Tuesday, March 31, 2009

Mountain Ramble

I come to this place
overlooking the river canyon
where the distant ridges
slope skyward to snowy peaks,
where clouds lined-up moving east
spread flat on the bottom gray,
white cotton billowing on the top,
and like wind a faint sound of water
can be heard when no one speaks.

This place I come to
has a history of dead trees,
burnt snags, overturned rocks
and a certain amount of mystery,
naked woodcutter, headless woman,
hidden teepee, and an herb farm.
Any deer path or open space
might lead to adventure.
Birds are everywhere in the evening.

I come to this place
for peace, a silence only wilderness
can provide. Pine branches,
Manzanita, deer prints in mud,
a mix of Coyote brush, last fall’s
dry fallen oak leaves, and damp
dark places under logs rotting.
Flickers darting in the treetops.
Skyline undulating like an open sea.

This place I come to
in starry night, cold, snowy white
or hot in summer, still, in August
quiet in altitude, Haystack Peak
Sequoia Gigantia, or Beaver Creek.
Here I seek words like granite
under ice or morning grasses
in sunlight.
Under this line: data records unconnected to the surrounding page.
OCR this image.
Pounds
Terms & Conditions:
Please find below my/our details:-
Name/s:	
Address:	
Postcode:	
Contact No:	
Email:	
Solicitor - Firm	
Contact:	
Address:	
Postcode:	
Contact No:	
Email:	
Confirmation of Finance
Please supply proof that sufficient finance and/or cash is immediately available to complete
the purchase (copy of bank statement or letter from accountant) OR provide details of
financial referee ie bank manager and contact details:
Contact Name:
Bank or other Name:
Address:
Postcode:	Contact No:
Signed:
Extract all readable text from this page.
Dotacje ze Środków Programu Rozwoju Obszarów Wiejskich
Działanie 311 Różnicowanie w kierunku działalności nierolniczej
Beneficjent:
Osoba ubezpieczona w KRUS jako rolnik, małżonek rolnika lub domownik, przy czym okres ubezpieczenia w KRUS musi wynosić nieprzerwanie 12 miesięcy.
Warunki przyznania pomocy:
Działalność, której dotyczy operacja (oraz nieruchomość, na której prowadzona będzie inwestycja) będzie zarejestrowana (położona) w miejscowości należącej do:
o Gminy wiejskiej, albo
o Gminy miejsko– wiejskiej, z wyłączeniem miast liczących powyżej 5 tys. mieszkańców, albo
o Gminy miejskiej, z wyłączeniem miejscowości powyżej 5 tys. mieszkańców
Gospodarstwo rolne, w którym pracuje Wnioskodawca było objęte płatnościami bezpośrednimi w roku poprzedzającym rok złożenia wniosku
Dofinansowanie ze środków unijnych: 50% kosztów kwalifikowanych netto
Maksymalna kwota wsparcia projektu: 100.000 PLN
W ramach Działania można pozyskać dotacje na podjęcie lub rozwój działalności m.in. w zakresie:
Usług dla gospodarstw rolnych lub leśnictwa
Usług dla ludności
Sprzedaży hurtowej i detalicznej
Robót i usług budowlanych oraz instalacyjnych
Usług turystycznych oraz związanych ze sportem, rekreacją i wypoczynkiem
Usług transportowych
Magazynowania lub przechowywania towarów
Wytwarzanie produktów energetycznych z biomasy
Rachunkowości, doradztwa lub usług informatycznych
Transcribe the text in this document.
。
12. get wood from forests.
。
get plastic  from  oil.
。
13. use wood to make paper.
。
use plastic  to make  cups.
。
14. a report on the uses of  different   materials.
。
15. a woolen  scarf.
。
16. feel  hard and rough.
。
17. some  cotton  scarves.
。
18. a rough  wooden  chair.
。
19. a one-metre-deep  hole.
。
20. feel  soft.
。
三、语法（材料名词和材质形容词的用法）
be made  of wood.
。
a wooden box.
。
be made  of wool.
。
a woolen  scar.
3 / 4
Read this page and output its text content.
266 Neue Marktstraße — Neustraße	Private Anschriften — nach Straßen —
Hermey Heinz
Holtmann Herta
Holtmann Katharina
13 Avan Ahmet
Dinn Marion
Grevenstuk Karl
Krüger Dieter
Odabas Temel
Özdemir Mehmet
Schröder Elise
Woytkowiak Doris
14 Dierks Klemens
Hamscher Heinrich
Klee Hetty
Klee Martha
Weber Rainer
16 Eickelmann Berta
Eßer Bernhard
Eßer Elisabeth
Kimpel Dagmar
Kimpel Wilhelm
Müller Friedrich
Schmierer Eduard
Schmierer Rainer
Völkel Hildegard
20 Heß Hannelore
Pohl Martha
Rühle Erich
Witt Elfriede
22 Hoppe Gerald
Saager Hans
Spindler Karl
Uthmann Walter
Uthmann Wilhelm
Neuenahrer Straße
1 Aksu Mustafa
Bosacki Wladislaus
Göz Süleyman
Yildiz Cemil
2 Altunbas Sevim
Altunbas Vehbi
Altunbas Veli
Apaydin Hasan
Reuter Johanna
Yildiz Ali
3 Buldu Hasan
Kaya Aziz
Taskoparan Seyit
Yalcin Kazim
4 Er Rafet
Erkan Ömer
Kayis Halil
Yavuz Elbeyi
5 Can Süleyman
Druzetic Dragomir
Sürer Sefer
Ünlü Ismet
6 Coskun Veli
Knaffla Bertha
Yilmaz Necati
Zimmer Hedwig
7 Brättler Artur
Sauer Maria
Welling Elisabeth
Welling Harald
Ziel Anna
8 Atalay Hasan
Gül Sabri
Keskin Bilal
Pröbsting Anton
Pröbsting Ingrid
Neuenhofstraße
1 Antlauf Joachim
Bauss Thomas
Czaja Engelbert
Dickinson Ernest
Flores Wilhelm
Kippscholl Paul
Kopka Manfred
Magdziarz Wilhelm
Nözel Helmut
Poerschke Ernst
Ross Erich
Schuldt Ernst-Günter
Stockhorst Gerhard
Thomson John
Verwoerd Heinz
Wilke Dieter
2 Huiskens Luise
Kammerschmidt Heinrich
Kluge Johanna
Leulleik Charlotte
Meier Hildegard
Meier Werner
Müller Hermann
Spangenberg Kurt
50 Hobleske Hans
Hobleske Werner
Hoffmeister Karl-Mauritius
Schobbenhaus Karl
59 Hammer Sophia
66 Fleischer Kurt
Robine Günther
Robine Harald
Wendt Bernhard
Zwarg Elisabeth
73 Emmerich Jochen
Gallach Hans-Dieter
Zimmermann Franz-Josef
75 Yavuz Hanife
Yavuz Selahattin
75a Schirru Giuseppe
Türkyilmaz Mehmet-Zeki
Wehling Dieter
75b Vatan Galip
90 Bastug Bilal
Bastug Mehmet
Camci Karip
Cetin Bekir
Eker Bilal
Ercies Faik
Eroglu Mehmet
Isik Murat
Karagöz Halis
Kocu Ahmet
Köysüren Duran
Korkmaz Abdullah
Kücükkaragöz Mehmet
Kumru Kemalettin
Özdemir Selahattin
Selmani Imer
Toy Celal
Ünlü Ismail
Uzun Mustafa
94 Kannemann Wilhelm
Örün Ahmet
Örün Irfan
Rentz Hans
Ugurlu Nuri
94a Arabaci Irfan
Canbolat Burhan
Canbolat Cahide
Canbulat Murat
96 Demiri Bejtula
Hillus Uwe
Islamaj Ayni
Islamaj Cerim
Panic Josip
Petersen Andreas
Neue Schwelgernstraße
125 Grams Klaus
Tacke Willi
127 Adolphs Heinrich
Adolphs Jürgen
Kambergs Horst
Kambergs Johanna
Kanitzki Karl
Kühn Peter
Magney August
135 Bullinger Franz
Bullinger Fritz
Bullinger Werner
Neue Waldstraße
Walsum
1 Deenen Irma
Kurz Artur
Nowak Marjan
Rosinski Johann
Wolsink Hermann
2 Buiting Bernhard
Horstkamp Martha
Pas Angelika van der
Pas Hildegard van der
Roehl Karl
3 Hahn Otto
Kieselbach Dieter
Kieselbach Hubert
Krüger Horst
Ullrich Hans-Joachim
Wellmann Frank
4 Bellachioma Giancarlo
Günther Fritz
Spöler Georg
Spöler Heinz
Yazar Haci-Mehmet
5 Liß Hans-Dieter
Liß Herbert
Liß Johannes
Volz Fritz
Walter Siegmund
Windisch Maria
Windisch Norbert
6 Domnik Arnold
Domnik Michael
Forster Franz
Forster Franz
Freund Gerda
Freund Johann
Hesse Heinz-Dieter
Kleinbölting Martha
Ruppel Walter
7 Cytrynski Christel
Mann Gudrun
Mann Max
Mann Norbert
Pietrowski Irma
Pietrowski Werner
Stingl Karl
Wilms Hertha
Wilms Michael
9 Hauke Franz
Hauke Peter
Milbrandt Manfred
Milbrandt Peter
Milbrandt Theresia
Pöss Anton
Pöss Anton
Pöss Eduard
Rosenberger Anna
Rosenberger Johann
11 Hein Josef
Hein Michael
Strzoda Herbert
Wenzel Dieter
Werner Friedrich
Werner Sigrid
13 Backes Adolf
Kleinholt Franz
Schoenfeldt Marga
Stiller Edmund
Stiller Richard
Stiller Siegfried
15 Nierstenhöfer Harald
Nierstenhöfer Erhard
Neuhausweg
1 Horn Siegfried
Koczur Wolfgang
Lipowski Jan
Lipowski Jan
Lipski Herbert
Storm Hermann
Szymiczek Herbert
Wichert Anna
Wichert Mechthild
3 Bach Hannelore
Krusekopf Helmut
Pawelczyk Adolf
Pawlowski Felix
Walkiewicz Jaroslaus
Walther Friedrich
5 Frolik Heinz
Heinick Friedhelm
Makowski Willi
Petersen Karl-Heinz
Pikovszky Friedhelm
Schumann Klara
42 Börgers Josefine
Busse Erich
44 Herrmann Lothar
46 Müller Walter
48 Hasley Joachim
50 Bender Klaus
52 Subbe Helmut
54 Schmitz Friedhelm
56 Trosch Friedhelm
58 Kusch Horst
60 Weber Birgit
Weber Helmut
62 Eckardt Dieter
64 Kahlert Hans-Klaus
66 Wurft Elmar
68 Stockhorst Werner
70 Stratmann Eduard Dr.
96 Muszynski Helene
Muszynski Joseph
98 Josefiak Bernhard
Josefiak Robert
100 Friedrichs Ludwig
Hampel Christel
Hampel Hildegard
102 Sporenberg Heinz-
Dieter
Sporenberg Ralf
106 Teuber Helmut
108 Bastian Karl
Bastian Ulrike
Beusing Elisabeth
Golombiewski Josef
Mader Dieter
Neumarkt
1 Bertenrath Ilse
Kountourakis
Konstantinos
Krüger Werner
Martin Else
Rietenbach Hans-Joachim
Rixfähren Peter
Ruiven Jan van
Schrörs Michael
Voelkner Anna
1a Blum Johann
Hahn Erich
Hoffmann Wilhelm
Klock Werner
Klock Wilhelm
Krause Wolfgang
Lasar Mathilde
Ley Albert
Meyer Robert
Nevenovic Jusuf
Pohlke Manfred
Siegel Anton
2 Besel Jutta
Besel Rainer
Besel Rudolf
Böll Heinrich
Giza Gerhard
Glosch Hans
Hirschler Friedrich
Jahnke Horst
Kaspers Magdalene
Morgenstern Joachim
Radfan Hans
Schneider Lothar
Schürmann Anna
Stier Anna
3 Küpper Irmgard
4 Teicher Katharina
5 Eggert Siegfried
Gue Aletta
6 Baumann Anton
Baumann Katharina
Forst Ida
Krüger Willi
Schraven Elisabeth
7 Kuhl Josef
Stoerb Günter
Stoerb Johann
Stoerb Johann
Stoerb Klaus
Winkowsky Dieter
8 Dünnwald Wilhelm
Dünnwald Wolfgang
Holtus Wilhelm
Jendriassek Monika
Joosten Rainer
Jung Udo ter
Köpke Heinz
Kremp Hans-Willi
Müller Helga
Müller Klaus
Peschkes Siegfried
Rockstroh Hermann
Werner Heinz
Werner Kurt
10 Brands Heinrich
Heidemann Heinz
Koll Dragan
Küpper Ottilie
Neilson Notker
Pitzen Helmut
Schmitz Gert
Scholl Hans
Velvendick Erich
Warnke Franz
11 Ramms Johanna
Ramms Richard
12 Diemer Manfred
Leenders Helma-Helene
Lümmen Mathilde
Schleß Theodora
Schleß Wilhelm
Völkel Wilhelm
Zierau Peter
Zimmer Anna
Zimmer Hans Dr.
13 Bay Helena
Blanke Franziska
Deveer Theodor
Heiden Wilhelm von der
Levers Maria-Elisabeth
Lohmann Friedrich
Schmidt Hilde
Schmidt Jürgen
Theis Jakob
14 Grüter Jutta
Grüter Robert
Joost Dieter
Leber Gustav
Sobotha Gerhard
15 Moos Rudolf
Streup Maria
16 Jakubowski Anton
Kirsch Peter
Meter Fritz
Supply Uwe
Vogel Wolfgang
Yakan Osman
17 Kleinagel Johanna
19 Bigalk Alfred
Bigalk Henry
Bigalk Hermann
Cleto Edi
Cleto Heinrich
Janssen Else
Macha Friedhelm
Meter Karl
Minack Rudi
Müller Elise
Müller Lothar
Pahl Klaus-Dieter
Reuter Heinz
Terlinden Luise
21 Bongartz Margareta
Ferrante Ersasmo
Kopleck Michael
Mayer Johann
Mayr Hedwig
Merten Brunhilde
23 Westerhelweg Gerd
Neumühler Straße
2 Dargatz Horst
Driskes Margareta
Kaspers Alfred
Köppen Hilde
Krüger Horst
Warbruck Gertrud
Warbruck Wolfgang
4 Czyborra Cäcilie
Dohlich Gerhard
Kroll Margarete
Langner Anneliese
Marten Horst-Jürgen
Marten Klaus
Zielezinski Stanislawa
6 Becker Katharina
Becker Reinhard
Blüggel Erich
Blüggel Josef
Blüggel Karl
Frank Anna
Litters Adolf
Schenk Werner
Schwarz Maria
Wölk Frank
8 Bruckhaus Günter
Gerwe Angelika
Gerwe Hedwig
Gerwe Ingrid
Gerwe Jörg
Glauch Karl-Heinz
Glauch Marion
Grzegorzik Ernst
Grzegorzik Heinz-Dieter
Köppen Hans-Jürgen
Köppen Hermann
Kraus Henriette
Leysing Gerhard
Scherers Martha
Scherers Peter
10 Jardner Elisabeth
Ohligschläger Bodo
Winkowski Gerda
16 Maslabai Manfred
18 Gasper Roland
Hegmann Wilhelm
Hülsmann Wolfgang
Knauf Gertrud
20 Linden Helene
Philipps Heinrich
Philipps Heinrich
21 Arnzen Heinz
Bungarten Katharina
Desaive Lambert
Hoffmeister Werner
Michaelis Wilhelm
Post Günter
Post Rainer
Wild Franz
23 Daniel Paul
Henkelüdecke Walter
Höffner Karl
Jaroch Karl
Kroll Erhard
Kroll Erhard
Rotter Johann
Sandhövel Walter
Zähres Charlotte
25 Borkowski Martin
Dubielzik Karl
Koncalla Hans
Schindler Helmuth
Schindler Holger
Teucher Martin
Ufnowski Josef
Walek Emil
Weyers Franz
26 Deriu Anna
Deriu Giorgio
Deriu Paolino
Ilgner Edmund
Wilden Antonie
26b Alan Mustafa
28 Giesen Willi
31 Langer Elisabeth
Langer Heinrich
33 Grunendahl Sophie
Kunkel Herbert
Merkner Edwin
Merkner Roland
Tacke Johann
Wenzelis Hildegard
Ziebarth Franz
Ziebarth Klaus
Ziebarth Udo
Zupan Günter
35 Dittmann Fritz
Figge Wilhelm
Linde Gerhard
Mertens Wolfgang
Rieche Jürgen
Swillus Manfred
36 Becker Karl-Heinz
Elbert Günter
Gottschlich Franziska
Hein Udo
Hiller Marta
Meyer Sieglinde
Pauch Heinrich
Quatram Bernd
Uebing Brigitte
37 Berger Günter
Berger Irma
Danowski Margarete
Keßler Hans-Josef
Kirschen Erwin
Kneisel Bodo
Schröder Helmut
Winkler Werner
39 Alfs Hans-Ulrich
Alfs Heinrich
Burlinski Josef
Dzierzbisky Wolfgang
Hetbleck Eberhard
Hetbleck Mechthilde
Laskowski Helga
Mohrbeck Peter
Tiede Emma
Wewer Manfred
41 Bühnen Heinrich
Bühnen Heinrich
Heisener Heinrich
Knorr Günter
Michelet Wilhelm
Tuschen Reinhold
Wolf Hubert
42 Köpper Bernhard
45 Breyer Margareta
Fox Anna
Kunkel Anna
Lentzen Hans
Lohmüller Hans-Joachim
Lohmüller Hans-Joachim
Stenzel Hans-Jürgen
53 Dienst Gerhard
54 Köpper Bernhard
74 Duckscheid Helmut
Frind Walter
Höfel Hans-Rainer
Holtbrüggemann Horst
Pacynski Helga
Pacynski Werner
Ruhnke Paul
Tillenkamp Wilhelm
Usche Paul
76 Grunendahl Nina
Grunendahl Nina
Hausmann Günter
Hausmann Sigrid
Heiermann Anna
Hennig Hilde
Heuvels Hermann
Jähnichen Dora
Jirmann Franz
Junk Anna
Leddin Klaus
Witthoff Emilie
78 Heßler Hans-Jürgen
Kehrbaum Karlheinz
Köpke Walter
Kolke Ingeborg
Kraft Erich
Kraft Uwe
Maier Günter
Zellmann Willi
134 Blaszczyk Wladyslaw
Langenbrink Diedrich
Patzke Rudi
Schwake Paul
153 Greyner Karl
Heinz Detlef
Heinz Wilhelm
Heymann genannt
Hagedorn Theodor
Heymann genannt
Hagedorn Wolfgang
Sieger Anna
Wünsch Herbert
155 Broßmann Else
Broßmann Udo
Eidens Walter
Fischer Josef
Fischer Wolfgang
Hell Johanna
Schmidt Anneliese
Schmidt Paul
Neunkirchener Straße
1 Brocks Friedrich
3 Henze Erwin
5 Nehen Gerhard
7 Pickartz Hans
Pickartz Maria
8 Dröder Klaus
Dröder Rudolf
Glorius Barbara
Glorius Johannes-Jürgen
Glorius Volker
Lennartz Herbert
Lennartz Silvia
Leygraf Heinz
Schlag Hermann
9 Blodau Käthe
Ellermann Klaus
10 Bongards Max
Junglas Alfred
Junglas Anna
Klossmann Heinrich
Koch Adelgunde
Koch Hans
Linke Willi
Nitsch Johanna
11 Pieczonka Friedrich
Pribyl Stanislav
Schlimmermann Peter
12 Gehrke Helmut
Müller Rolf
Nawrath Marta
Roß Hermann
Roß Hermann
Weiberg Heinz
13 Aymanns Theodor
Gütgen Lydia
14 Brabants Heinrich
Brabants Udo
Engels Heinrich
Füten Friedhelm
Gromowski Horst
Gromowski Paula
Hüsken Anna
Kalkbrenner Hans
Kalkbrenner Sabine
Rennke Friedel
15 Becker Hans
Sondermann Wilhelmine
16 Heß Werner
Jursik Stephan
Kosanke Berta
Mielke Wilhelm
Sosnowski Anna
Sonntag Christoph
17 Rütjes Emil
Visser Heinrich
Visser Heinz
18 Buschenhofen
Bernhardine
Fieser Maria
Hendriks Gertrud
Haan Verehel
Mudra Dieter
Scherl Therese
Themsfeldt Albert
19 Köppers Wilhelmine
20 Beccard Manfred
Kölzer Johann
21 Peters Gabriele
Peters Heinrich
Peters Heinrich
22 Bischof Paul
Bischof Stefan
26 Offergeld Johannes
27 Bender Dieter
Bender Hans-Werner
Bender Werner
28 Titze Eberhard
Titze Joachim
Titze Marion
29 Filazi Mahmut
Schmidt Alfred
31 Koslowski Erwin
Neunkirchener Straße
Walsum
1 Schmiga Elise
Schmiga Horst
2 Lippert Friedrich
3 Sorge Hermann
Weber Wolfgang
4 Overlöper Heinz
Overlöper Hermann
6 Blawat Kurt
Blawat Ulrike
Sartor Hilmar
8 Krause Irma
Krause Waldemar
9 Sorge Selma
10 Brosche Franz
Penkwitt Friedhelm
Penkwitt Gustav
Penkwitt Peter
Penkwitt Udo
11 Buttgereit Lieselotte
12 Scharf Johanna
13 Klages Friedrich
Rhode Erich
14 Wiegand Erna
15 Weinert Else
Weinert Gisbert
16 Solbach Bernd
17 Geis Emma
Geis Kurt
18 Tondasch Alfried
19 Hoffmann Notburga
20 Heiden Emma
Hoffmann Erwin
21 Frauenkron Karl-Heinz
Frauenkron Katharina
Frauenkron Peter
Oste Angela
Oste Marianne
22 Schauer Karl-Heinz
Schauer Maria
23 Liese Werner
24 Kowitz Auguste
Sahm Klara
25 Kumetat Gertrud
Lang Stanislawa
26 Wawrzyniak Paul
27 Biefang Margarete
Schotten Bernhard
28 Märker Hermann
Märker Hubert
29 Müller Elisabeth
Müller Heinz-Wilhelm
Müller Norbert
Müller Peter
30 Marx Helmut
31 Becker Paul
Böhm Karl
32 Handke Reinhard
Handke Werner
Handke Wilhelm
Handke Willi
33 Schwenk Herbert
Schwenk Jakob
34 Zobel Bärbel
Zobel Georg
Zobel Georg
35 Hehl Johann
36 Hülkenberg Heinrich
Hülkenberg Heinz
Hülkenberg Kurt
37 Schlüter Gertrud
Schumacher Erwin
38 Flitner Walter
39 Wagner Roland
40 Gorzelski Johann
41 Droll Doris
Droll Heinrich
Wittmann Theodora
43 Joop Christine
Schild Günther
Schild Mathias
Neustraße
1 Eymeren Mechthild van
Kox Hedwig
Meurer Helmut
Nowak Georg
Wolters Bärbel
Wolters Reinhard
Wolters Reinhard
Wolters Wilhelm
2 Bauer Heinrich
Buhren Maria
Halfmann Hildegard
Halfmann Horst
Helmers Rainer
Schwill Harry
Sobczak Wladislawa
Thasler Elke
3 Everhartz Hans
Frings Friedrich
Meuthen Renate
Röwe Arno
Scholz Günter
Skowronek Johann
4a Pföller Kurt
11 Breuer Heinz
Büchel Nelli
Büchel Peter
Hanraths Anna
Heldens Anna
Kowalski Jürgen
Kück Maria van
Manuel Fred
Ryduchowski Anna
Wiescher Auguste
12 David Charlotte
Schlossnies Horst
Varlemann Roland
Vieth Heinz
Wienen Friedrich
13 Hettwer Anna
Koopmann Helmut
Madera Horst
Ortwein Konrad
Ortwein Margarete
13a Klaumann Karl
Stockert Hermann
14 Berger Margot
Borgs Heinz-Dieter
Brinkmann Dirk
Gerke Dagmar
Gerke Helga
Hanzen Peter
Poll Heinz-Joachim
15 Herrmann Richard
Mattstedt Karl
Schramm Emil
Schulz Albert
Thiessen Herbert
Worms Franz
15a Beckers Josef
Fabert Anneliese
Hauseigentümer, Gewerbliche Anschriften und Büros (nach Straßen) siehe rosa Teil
Where everything
is compassion for the masses.

Thursday, March 26, 2009

circle of dark trees
on the mountain canyon slope
shadow of a cloud

Saturday, March 21, 2009

fragments

the wind and the dust
the rain and the mud
the snow and the cold
the flower and the bud

Wednesday, March 4, 2009

Sunset Ode

An easy undulating line of ridge
which distance amplifies how far away
it stretches out to thought as would a bridge

across a river or an inlet or a bay
westward seeking easily, this sunset
reminding me what light is lost each day.

Such moments briefly beautiful and yet
a world brightly battered, dark as blood
and shining like a badge, I can’t forget.

Whose honors now come to mind, a flood
of images, fiery as old faces,
as memories in March when flowers bud.

Come what come beauty in such vast spaces
fades like Winter dusk and leaves no traces.